In April, the Chinese AI startup DeepSeek released its V4 model, an advanced system optimized not for CUDA but for Huawei’s CANN system. Their engineers worked directly with Huawei before launch, and reportedly, did not extend the same early access to Nvidia or AMD. Chinese tech giants Alibaba and Tencent deployed V4 services within hours of release.
Once Chinese cloud providers built their infrastructure around Huawei’s hardware and software, the cost of switching back to Nvidia became prohibitive. Huawei now reports more than four million developers on its CANN platform. Three years ago, that number was effectively zero.
Nvidia’s latest annual filing concedes what its founder has publicly stated, that the company is “effectively foreclosed from competing in China’s data center computing/compute market” and is booking no revenue from the broader region in its current outlook. Analysts project Nvidia’s share of China’s AI GPU market will settle around 8 percent or less in the coming years, down from 66 percent in 2024.
The AI race is a global contest. Every country is now trying to build serious AI capacity in some form. These countries now face a choice that did not meaningfully exist only two years ago. Huawei has been actively pitching Ascend chips and remote access to its CloudMatrix systems to Gulf states and Southeast Asia, while Washington’s tiered framework, which placed even close allies like Israel and India behind chip caps, pushed those governments to take the calls from our foremost adversary. If Riyadh’s national AI infrastructure or Jakarta’s data centers get built on Ascend silicon and CANN software, they will not be migrated back to American hardware in the next decade. Network territory generally works the same way everywhere: the tech stack that arrives first is usually the only one that stays, because swapping out and retraining is both cost prohibitive and burdensome on governments, bureaucracies, and private customers.
The strategic logic of America’s chip war assumed that China could not build its own alternative quickly enough to matter. That assumption is now being proven as incorrect. Huawei has rolled out its own high-bandwidth memory chips and Beijing is pushing for 70 percent domestic silicon wafer use. A fully integrated Chinese AI stack is no longer a hypothetical, but a very clear reality that we confront in our geopolitical decisionmaking today.

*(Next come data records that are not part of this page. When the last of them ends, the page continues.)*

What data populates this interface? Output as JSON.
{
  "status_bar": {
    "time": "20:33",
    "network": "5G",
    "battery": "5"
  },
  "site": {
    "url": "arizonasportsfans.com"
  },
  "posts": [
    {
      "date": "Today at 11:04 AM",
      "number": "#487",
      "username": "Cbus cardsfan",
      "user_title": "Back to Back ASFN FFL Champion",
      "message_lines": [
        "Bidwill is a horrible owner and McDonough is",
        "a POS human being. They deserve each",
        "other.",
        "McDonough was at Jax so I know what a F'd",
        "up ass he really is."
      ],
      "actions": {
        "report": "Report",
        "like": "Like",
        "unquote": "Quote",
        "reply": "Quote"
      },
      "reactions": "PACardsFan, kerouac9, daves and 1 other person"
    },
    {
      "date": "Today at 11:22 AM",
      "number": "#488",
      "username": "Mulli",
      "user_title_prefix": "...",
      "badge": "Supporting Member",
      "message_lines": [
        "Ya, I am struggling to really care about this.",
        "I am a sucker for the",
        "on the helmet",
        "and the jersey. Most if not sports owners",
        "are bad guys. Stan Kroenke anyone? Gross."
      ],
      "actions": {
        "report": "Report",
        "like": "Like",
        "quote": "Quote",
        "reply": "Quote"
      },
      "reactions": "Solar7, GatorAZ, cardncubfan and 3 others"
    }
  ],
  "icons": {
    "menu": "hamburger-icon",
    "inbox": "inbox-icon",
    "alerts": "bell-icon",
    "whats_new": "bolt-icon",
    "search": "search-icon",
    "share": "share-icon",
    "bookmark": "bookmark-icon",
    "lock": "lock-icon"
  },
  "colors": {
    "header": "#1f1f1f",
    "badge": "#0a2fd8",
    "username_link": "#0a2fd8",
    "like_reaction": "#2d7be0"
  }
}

There is a lesson here that goes beyond one White House administration. America’s technological dominance is fueled by a system that leans into free enterprise and our founding ideals. It has never rested on what it forbids others from doing. It has rested on what its ecosystem makes irresistible to use. When the world’s developers build on American platforms, American influence compounds, not just commercially, but strategically. Of course, our most prestigious technology companies do not perfectly represent American domestic and national security interests, but they do so far more accurately than a Chinese counterpart ever will.

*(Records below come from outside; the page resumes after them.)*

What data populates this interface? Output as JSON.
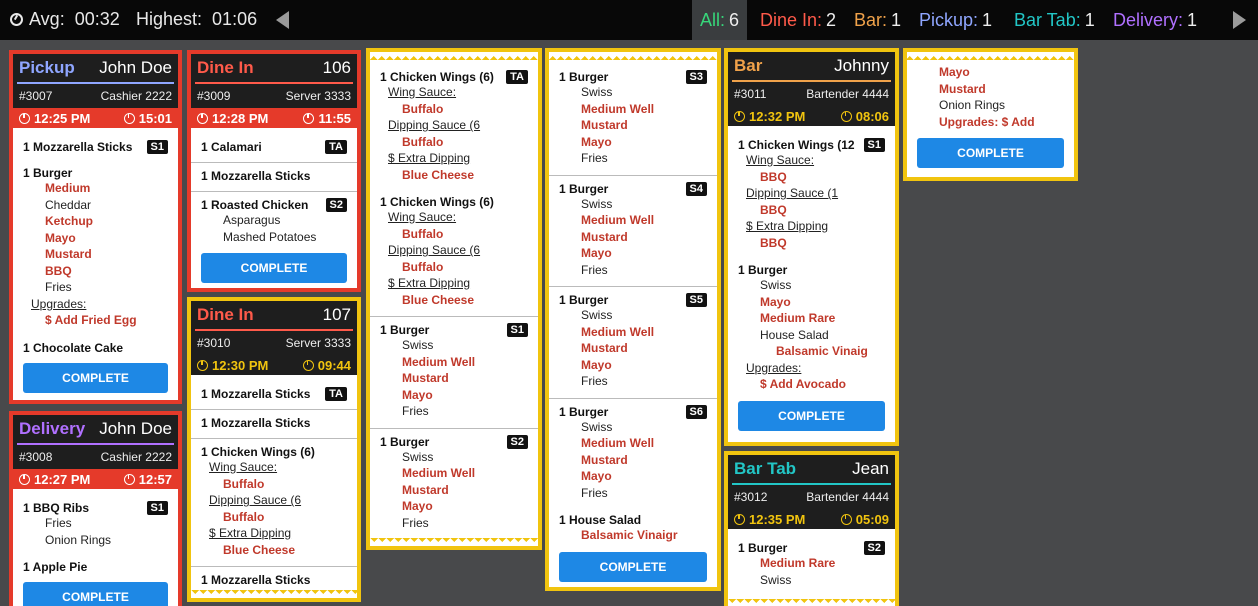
{
  "topbar": {
    "avg_label": "Avg:",
    "avg_value": "00:32",
    "highest_label": "Highest:",
    "highest_value": "01:06",
    "filters": [
      {
        "label": "All:",
        "count": "6",
        "color": "#37d67a"
      },
      {
        "label": "Dine In:",
        "count": "2",
        "color": "#ff5a4a"
      },
      {
        "label": "Bar:",
        "count": "1",
        "color": "#f0a24a"
      },
      {
        "label": "Pickup:",
        "count": "1",
        "color": "#8fa6ff"
      },
      {
        "label": "Bar Tab:",
        "count": "1",
        "color": "#22c6c6"
      },
      {
        "label": "Delivery:",
        "count": "1",
        "color": "#b070ff"
      }
    ]
  },
  "tickets": {
    "pickup": {
      "type": "Pickup",
      "type_color": "#8fa6ff",
      "customer": "John Doe",
      "order": "#3007",
      "staff": "Cashier 2222",
      "time": "12:25 PM",
      "timer": "15:01",
      "items": [
        {
          "name": "1 Mozzarella Sticks",
          "badge": "S1"
        },
        {
          "name": "1 Burger",
          "mods_red": [
            "Medium"
          ],
          "mods_plain1": [
            "Cheddar"
          ],
          "mods_red2": [
            "Ketchup",
            "Mayo",
            "Mustard",
            "BBQ"
          ],
          "mods_plain2": [
            "Fries"
          ],
          "upgrades": "Upgrades:",
          "upgrade_item": "$ Add Fried Egg"
        },
        {
          "name": "1 Chocolate Cake"
        }
      ],
      "complete": "COMPLETE"
    },
    "delivery": {
      "type": "Delivery",
      "type_color": "#b070ff",
      "customer": "John Doe",
      "order": "#3008",
      "staff": "Cashier 2222",
      "time": "12:27 PM",
      "timer": "12:57",
      "items": [
        {
          "name": "1 BBQ Ribs",
          "badge": "S1",
          "mods": [
            "Fries",
            "Onion Rings"
          ]
        },
        {
          "name": "1 Apple Pie"
        }
      ],
      "complete": "COMPLETE"
    },
    "dine106": {
      "type": "Dine In",
      "type_color": "#ff5a4a",
      "customer": "106",
      "order": "#3009",
      "staff": "Server 3333",
      "time": "12:28 PM",
      "timer": "11:55",
      "items": [
        {
          "name": "1 Calamari",
          "badge": "TA"
        },
        {
          "name": "1 Mozzarella Sticks"
        },
        {
          "name": "1 Roasted Chicken",
          "badge": "S2",
          "mods": [
            "Asparagus",
            "Mashed Potatoes"
          ]
        }
      ],
      "complete": "COMPLETE"
    },
    "dine107": {
      "type": "Dine In",
      "type_color": "#ff5a4a",
      "customer": "107",
      "order": "#3010",
      "staff": "Server 3333",
      "time": "12:30 PM",
      "timer": "09:44",
      "items": [
        {
          "name": "1 Mozzarella Sticks",
          "badge": "TA"
        },
        {
          "name": "1 Mozzarella Sticks"
        },
        {
          "name": "1 Chicken Wings (6)",
          "sub1": "Wing Sauce:",
          "val1": "Buffalo",
          "sub2": "Dipping Sauce (6",
          "val2": "Buffalo",
          "sub3": "$ Extra Dipping",
          "val3": "Blue Cheese"
        },
        {
          "name": "1 Mozzarella Sticks"
        }
      ]
    },
    "cont107": {
      "items": [
        {
          "name": "1 Chicken Wings (6)",
          "badge": "TA",
          "sub1": "Wing Sauce:",
          "val1": "Buffalo",
          "sub2": "Dipping Sauce (6",
          "val2": "Buffalo",
          "sub3": "$ Extra Dipping",
          "val3": "Blue Cheese"
        },
        {
          "name": "1 Chicken Wings (6)",
          "sub1": "Wing Sauce:",
          "val1": "Buffalo",
          "sub2": "Dipping Sauce (6",
          "val2": "Buffalo",
          "sub3": "$ Extra Dipping",
          "val3": "Blue Cheese"
        },
        {
          "name": "1 Burger",
          "badge": "S1",
          "mods": [
            "Swiss"
          ],
          "red": [
            "Medium Well",
            "Mustard",
            "Mayo"
          ],
          "after": [
            "Fries"
          ]
        },
        {
          "name": "1 Burger",
          "badge": "S2",
          "mods": [
            "Swiss"
          ],
          "red": [
            "Medium Well",
            "Mustard",
            "Mayo"
          ],
          "after": [
            "Fries"
          ]
        }
      ]
    },
    "cont107b": {
      "items": [
        {
          "name": "1 Burger",
          "badge": "S3",
          "mods": [
            "Swiss"
          ],
          "red": [
            "Medium Well",
            "Mustard",
            "Mayo"
          ],
          "after": [
            "Fries"
          ]
        },
        {
          "name": "1 Burger",
          "badge": "S4",
          "mods": [
            "Swiss"
          ],
          "red": [
            "Medium Well",
            "Mustard",
            "Mayo"
          ],
          "after": [
            "Fries"
          ]
        },
        {
          "name": "1 Burger",
          "badge": "S5",
          "mods": [
            "Swiss"
          ],
          "red": [
            "Medium Well",
            "Mustard",
            "Mayo"
          ],
          "after": [
            "Fries"
          ]
        },
        {
          "name": "1 Burger",
          "badge": "S6",
          "mods": [
            "Swiss"
          ],
          "red": [
            "Medium Well",
            "Mustard",
            "Mayo"
          ],
          "after": [
            "Fries"
          ]
        },
        {
          "name": "1 House Salad",
          "red": [
            "Balsamic Vinaigr"
          ]
        }
      ],
      "complete": "COMPLETE"
    },
    "bar": {
      "type": "Bar",
      "type_color": "#f0a24a",
      "customer": "Johnny",
      "order": "#3011",
      "staff": "Bartender 4444",
      "time": "12:32 PM",
      "timer": "08:06",
      "items": [
        {
          "name": "1 Chicken Wings (12",
          "badge": "S1",
          "sub1": "Wing Sauce:",
          "val1": "BBQ",
          "sub2": "Dipping Sauce (1",
          "val2": "BBQ",
          "sub3": "$ Extra Dipping",
          "val3": "BBQ"
        },
        {
          "name": "1 Burger",
          "mods": [
            "Swiss"
          ],
          "red": [
            "Mayo",
            "Medium Rare"
          ],
          "after": [
            "House Salad"
          ],
          "red2": "Balsamic Vinaig",
          "upgrades": "Upgrades:",
          "upgrade_item": "$ Add Avocado"
        }
      ],
      "complete": "COMPLETE"
    },
    "bartab": {
      "type": "Bar Tab",
      "type_color": "#22c6c6",
      "customer": "Jean",
      "order": "#3012",
      "staff": "Bartender 4444",
      "time": "12:35 PM",
      "timer": "05:09",
      "items": [
        {
          "name": "1 Burger",
          "badge": "S2",
          "red": [
            "Medium Rare"
          ],
          "after": [
            "Swiss"
          ]
        }
      ]
    },
    "contbar": {
      "red1": [
        "Mayo",
        "Mustard"
      ],
      "plain": "Onion Rings",
      "red2": "Upgrades: $ Add",
      "complete": "COMPLETE"
    }
  }
}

The Biden Administration’s export controls did the opposite of their intended effect. It spawned a domestic powerhouse industry within our adversary that will now seek to deploy its technology globally.
The Trump administration has signaled a willingness to revisit elements of Biden-era chip policy. It should. The question is no longer whether to slow China. Winning the AI race means allowing American companies, as mighty but imperfect extensions of American power, to be given the freedom to compete and win globally.